Tawadros is an ARIA-winning, Egyptian-Australian oud player with a knack for spellbinding audiences with the ability to take an often overlooked instrument and create a wealth of different textured sounds.
The oud (a classical Middle Eastern instrument more lute than guitar) might not be your first choice for say, rockin’ the blues. But in the right hands, it’s capable of wielding bluesy sounds like nobody’s business.
And that, right there, is the magic of Tawadros’ work. He takes an instrument that most audiences expect to see and sound a certain way, and he uses it to explore a variety of genres and sounds.
This isn’t traditional Arabic music, though it’s certainly a large inspiration.Instead, Tawadros infuses traditional elements with Western genres as wide ranging as folk, classical, bluegrass, and metal.
Tawadros is currently touring Australia with solo, duet and group events around the country.
On 30 October at QPAC in Brisbane, the Joseph Tawadros Trio – a collaboration between Tawadros, percussionist brother James Tawadros and jazz pianist Matt McMahon – performed to a dazzled crowd as part of QPAC's ‘Twilight Notes’ series.
Joseph Tawadros Trio - image Darren Thomas
Though Tawadros joked that these are the ‘hits you’ve never heard of’, the truth is that the brothers and their collaborators have an ever-growing fan-base.
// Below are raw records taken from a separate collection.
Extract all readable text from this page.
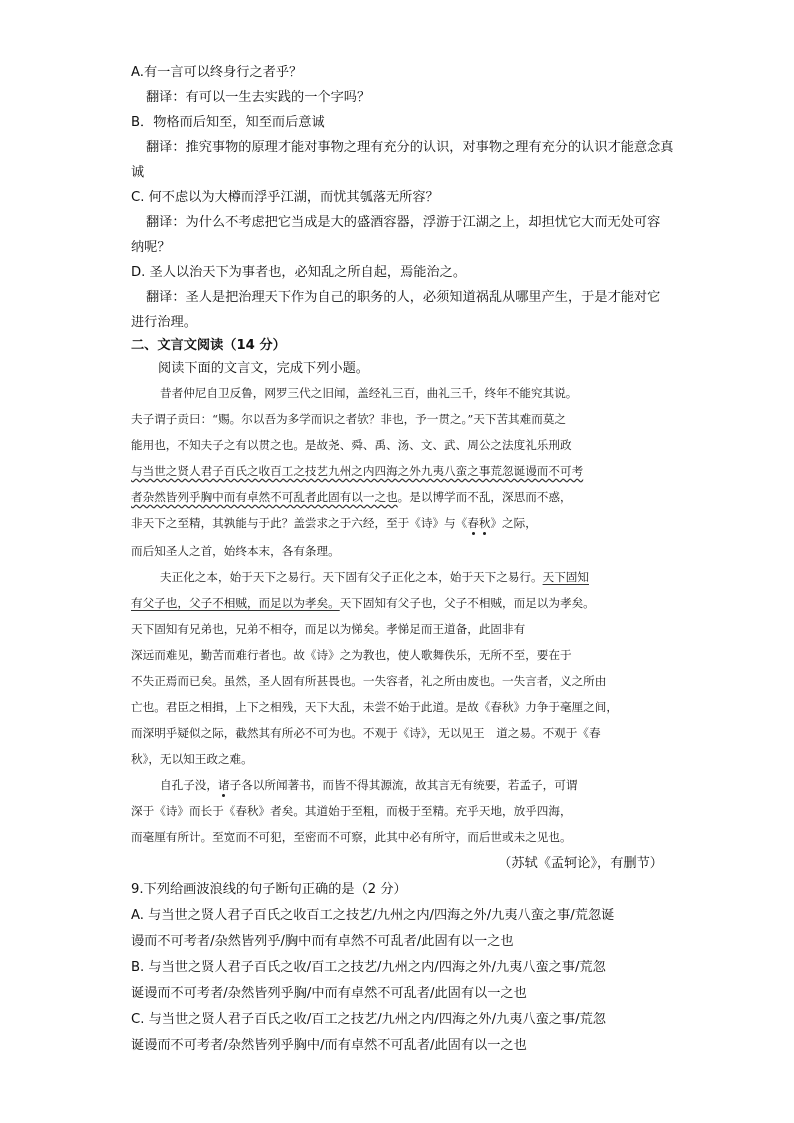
A.有一言可以终身行之者乎？
翻译：有可以一生去实践的一个字吗？
B．物格而后知至，知至而后意诚
翻译：推究事物的原理才能对事物之理有充分的认识，对事物之理有充分的认识才能意念真
诚
C. 何不虑以为大樽而浮乎江湖，而忧其瓠落无所容？
翻译：为什么不考虑把它当成是大的盛酒容器，浮游于江湖之上，却担忧它大而无处可容
纳呢？
D. 圣人以治天下为事者也，必知乱之所自起，焉能治之。
翻译：圣人是把治理天下作为自己的职务的人，必须知道祸乱从哪里产生，于是才能对它
进行治理。
二、文言文阅读（14 分）
阅读下面的文言文，完成下列小题。
昔者仲尼自卫反鲁，网罗三代之旧闻，盖经礼三百，曲礼三千，终年不能究其说。
夫子谓子贡曰：“赐。尔以吾为多学而识之者欤？非也，予一贯之。”天下苦其难而莫之
能用也，不知夫子之有以贯之也。是故尧、舜、禹、汤、文、武、周公之法度礼乐刑政
与当世之贤人君子百氏之收百工之技艺九州之内四海之外九夷八蛮之事荒忽诞谩而不可考
者杂然皆列乎胸中而有卓然不可乱者此固有以一之也。是以博学而不乱，深思而不惑，
非天下之至精，其孰能与于此？盖尝求之于六经，至于《诗》与《春秋》之际，
而后知圣人之首，始终本末，各有条理。
夫正化之本，始于天下之易行。天下固有父子正化之本，始于天下之易行。天下固知
有父子也，父子不相贼，而足以为孝矣。天下固知有父子也，父子不相贼，而足以为孝矣。
天下固知有兄弟也，兄弟不相夺，而足以为悌矣。孝悌足而王道备，此固非有
深远而难见，勤苦而难行者也。故《诗》之为教也，使人歌舞佚乐，无所不至，要在于
不失正焉而已矣。虽然，圣人固有所甚畏也。一失容者，礼之所由废也。一失言者，义之所由
亡也。君臣之相揖，上下之相残，天下大乱，未尝不始于此道。是故《春秋》力争于毫厘之间，
而深明乎疑似之际，截然其有所必不可为也。不观于《诗》，无以见王　道之易。不观于《春
秋》，无以知王政之难。
自孔子没，诸子各以所闻著书，而皆不得其源流，故其言无有统要，若孟子，可谓
深于《诗》而长于《春秋》者矣。其道始于至粗，而极于至精。充乎天地，放乎四海，
而毫厘有所计。至宽而不可犯，至密而不可察，此其中必有所守，而后世或未之见也。
（苏轼《孟轲论》，有删节）
9.下列给画波浪线的句子断句正确的是（2 分）
A. 与当世之贤人君子百氏之收百工之技艺/九州之内/四海之外/九夷八蛮之事/荒忽诞
谩而不可考者/杂然皆列乎/胸中而有卓然不可乱者/此固有以一之也
B. 与当世之贤人君子百氏之收/百工之技艺/九州之内/四海之外/九夷八蛮之事/荒忽
诞谩而不可考者/杂然皆列乎胸/中而有卓然不可乱者/此固有以一之也
C. 与当世之贤人君子百氏之收/百工之技艺/九州之内/四海之外/九夷八蛮之事/荒忽
诞谩而不可考者/杂然皆列乎胸中/而有卓然不可乱者/此固有以一之也
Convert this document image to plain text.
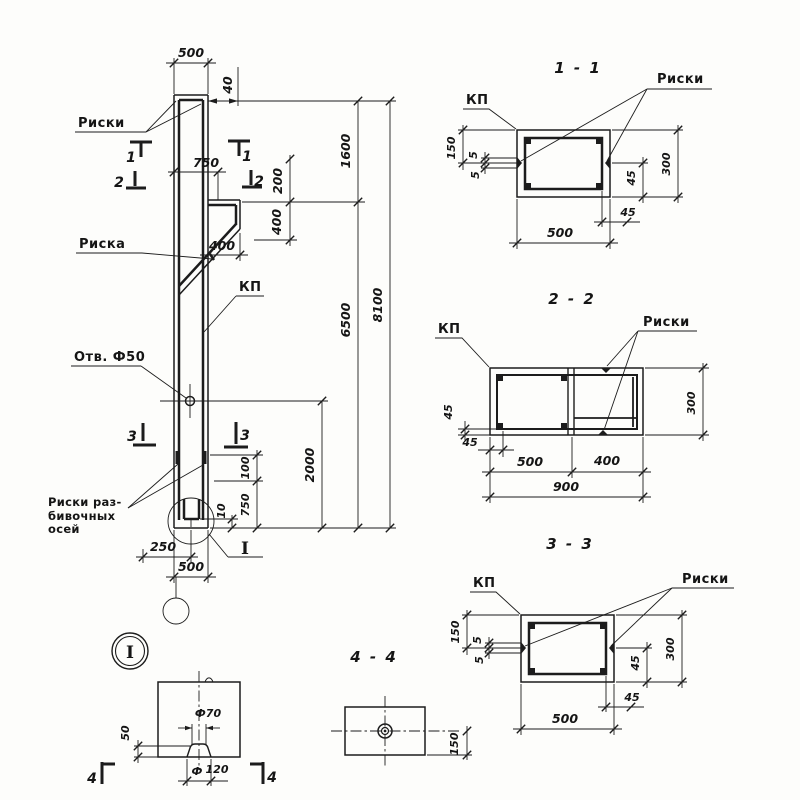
500
40
Риски
1	1
2	2
750
Риска
КП
Отв. Ф50
200
400
400
1600
6500 8100
2000
3	3
100
750
10
Риски раз-
бивочных
осей
I
250
500
1 - 1
КП
Риски
150 5
5	45
300
45
500
2 - 2
КП	Риски
300
45
45
500	400
900
3 - 3
КП	Риски
150 5
5	45
300
45
500
4 - 4
150
I
Ф70
50
Ф 120
4	4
If you’re expecting a serious night of sombre performance, this probably wouldn’t be your ideal concert.
As a duet, the brothers are an odd (should that be ‘oud’?) couple: Joseph flashy brashness, James quiet on and off the stage. While Joseph cracks the jokes, his brother seems more than happy to settle in and watch the chaos unfold.
Tawadros’ humour might not be to everyone’s taste, but it’s undeniable comedy gold to watch James Tawadros stare the show’s star down, expression masterfully blank.
Adding McMahon to the mix only highlights the joy of that duality, providing another laconic sparring partner for Joseph’s comedic storytelling.
But it’s the music that captivates, especially in the otherwise stillness of the Concert Hall. It’s haunting, dancing between heartache and soul-lifting in the way only really good music can.
Each man brings to the stage a passion for their work that’s palpable, playing the sort of music that gives you goosebumps and steals your breath.
The Tawadros brothers have a gift for captivating performances and adding McMahon to the mix only adds another layer of beauty to the finely crafted pieces of music. As night-outs go, this was a doozy.